Соня задумчиво смотрела на огонь, который, словно желая поскорее оторваться от дерева, тянулся вверх золотыми прядями.
— А, кстати, где Ярнов? — спрашивала она.
— В Вильну, кажется, уехал, — отвечал губернатор.
Приходил Свирин, становился около двери, думал. Потом исподволь, осторожно заводил речь — на такую тему: начались морозы, тяжело теперь бедным людям. Слыхать, в кругленьком лесу появился заяц в необычайном количестве. Заяц — зверь вкусный, и есть его со сметаной — блаженство рая. Губернатор слушал его, пока не надоело, и говорил:
— Слушай, Свирин. Если тебе, шуту старому, на зайцев поехать хочется, так ты планов не разводи, а говори прямо.

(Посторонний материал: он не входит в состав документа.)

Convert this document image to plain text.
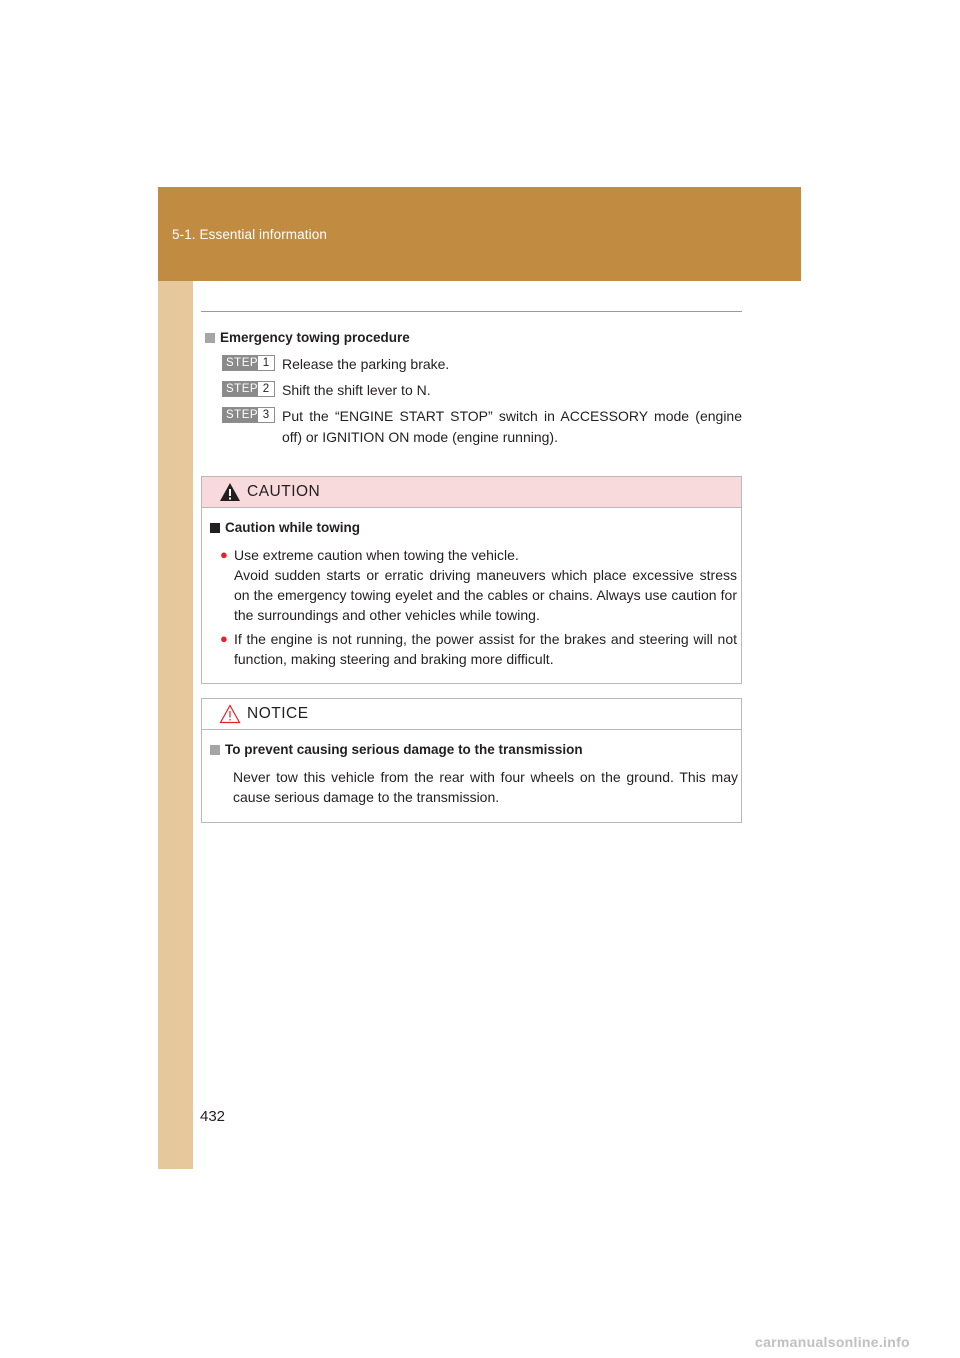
5-1. Essential information
432
Emergency towing procedure
STEP 1 Release the parking brake.
STEP 2 Shift the shift lever to N.
STEP 3 Put the “ENGINE START STOP” switch in ACCESSORY mode (engine off) or IGNITION ON mode (engine running).
CAUTION
Caution while towing
● Use extreme caution when towing the vehicle.
Avoid sudden starts or erratic driving maneuvers which place excessive stress on the emergency towing eyelet and the cables or chains. Always use caution for the surroundings and other vehicles while towing.
● If the engine is not running, the power assist for the brakes and steering will not function, making steering and braking more difficult.
NOTICE
To prevent causing serious damage to the transmission
Never tow this vehicle from the rear with four wheels on the ground. This may cause serious damage to the transmission.
carmanualsonline.info
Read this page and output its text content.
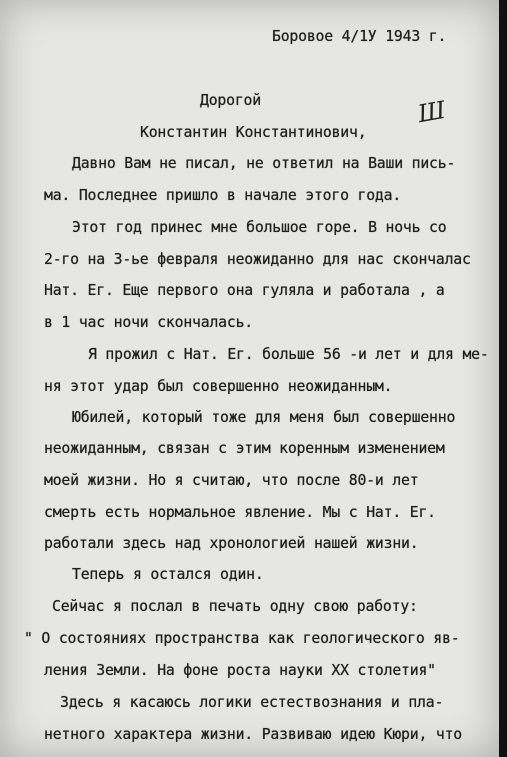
Боровое 4/1У 1943 г.
Дорогой
Константин Константинович,
Ш
Давно Вам не писал, не ответил на Ваши пись-
ма. Последнее пришло в начале этого года.
Этот год принес мне большое горе. В ночь со
2-го на 3-ье февраля неожиданно для нас скончалас
Нат. Ег. Еще первого она гуляла и работала , а
в 1 час ночи скончалась.
Я прожил с Нат. Ег. больше 56 -и лет и для ме-
ня этот удар был совершенно неожиданным.
Юбилей, который тоже для меня был совершенно
неожиданным, связан с этим коренным изменением
моей жизни. Но я считаю, что после 80-и лет
смерть есть нормальное явление. Мы с Нат. Ег.
работали здесь над хронологией нашей жизни.
Теперь я остался один.
Сейчас я послал в печать одну свою работу:
" О состояниях пространства как геологического яв-
ления Земли. На фоне роста науки XX столетия"
Здесь я касаюсь логики естествознания и пла-
нетного характера жизни. Развиваю идею Кюри, что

Свирин после этого разговора каждый день вставал чуть свет, зажигал огонь и начинал чистить ружье. А когда уезжал на охоту, то с ним были еще какие-то неизвестные мужики в овчинных тулупах, все с ружьями и собаками.
Сам Свирин имел важный, особенный вид и покрикивал на них:
— Рязань несчастная! В трех березах заблудились!
Потом, когда сел в сани и со всех сторон подоткнул под себя полушубок, вдруг заулыбался и сказал, что, кроме зайцев, привезет еще волка и сделает из него себе глубокие калоши.